I first watched the film version of Breakfast at Tiffany’s some years ago, and whilst I liked it, I was not immediately captivated by it. I was still so keen to read the novella, however, and was so pleased to find a beautiful Penguin edition in a secondhand bookshop in Coventry a couple of years ago. I read it almost immediately, and was thrilled to learn that the novella is so much better than the book that a comparison in the favour of the original is barely necessary. (A quick synopsis of the reasons why, for me, the book is far better than the film, however, are as follows: the entirety of the novella is lively and compelling, and to me, the characters are far more realistic on the page than on the screen. I do not feel that the film characters were made of the same stuff, as it were, as the novella’s protagonists). I was not planning to re-read Breakfast at Tiffany’s, as the story was still so vivid in my mind, but once I began to look at it once again, I could not help myself but become immersed in Capote’s words and plot.

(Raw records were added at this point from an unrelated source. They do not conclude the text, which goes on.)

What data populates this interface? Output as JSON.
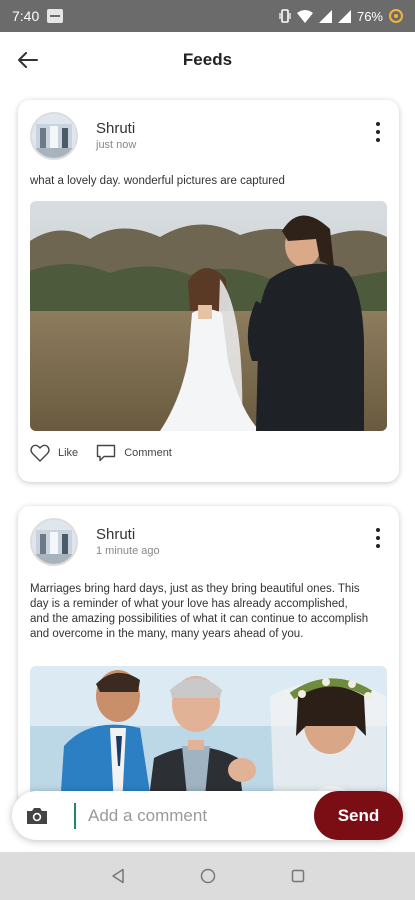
{
  "status_bar": {
    "time": "7:40",
    "battery": "76%"
  },
  "header": {
    "title": "Feeds"
  },
  "posts": [
    {
      "author": "Shruti",
      "time": "just now",
      "caption": "what a lovely day. wonderful pictures are captured",
      "like_label": "Like",
      "comment_label": "Comment"
    },
    {
      "author": "Shruti",
      "time": "1 minute ago",
      "caption": "Marriages bring hard days, just as they bring beautiful ones. This day is a reminder of what your love has already accomplished, and the amazing possibilities of what it can continue to accomplish and overcome in the many, many years ahead of you."
    }
  ],
  "comment_bar": {
    "placeholder": "Add a comment",
    "send_label": "Send"
  },
  "colors": {
    "send_button": "#7a0e14",
    "status_bar": "#6b6b6b",
    "nav_bar": "#dcdcdc"
  }
}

Breakfast at Tiffany’s, probably Capote’s most famous work, was published in 1958, and has remained popular ever since. It focuses upon the character Holly Golightly, whom I remembered as being such an intriguing being; feisty and unusual in her characteristics, decisions and mannerisms. The novella is told from the first person perspective of a male narrator who lives in the same apartment building as her, and is set (as I am sure everyone already knows) in New York City. A chance likeness of Holly spotted in a photograph is what prompts the narrator to tell her story.
Holly is first introduced when she has forgotten – or lost – the key to her apartment, and consequently wakes the Japanese man, Mr Yunioshi, who lives on the top floor. I absolutely adore Capote’s initial description of his heroine: ‘… the ragbag colours of her boy’s hair, tawny streaks, strands of albino-blond and yellow, caught the hall light. It was a warm evening, nearly summer, and she wore a slim cool-black dress, black sandals, a pearl choker. For all her chic thinness, she had an almost breakfast-cereal air of health, a soap and lemon cleanness, a rough pink darkening in the cheeks’. She is ‘shy two months of her nineteenth birthday’. The narrator goes on to say: ‘One might have thought her a photographer’s model, perhaps a young actress, except that it was obvious, judging from her hours, she hadn’t time to be either’.
At first, she seems oblivious to the existence of the narrator, only making him the focus of her frequent entrances into the apartment block without her key. He, however, learns more and more about her as the story goes on. They meet each other properly when one evening, Holly climbs up the fire escape to the narrator’s apartment on the floor above hers, in order to escape an odious man who is in her room.
The characterisation in Breakfast at Tiffany’s is incredibly strong; Holly is quirky, vivacious and not afraid to speak her mind, and it is impossible to forget her in a hurry. One trusts the kindly narrator immediately. The dialogue between the two, and which encompasses some of the more minor characters in the novella too, is exemplary. Capote’s prose and the tone which he sets is utterly perfect. He brilliantly demonstrates the power of friendship in his memorable and stunning novella.
This is the last post of mine and Lizzi’s Big Summer Readathon, and I have had such a fun time working on our little project. Thanks so much, Lizzi, for co-hosting this, and I hope we can focus on another author soon!